Perhaps Timmerman’s ideological brethren need a bit more time to find the weapons. In April 2003, he wrote, “U.S. and U.N. officials tell Insight that the Iraqis most likely have hidden vital equipment and material in underground tunnels or behind fake walls in hospitals and private homes, in the desert and in mountains and even in rivers...”
Timmerman, 50, has spent decades on the national-security beat cultivating sources for such revelations. According to his bio on the Insight Web site, Timmerman has been “tracking terrorists for 20 years.” In 1982, says the bio, he was taken hostage by Yasser Arafat’s Fatah guerrillas in Lebanon, enduring 24 days of captivity in an underground cell. He spent the balance of the ‘80s as a roving reporter in the Middle East, claiming, for instance, to have been one of the first correspondents on the scene of the April 1983 bombing of the U.S. Embassy in Lebanon. “Ken is just a superb investigative reporter. He looks for the angles and the missed opportunities that others create,” says Paul Rodriguez, Insight’s managing editor.

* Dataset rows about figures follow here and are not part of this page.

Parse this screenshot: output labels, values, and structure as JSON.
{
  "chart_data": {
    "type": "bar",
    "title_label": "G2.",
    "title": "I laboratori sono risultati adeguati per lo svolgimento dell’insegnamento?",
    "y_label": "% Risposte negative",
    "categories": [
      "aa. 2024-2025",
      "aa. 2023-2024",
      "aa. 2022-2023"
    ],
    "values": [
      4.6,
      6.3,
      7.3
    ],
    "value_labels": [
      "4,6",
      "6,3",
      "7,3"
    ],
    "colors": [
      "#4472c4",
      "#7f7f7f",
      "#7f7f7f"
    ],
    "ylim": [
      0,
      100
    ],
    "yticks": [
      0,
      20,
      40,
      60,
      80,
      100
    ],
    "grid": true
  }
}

Timmerman has written six books, including Shakedown: Exposing the Real Jesse Jackson, a New York Times best seller.
As a reporter for Time magazine in 1994, Timmerman says, he unearthed a scoop on how Chinese technicians were gleaning military technology from a McDonnell Douglas plant for the B-1 bomber. He proved prescient: The company was later indicted for export-control violations and settled with the government in 2001. Timmerman later wrote that Time “pooh-poohed my investigation and, after a written complaint from an administration official, fired me rather than run the story.”
Time did not return a call for comment. “They showed their political nepotism and close ties to the Clinton administration,” says Timmerman.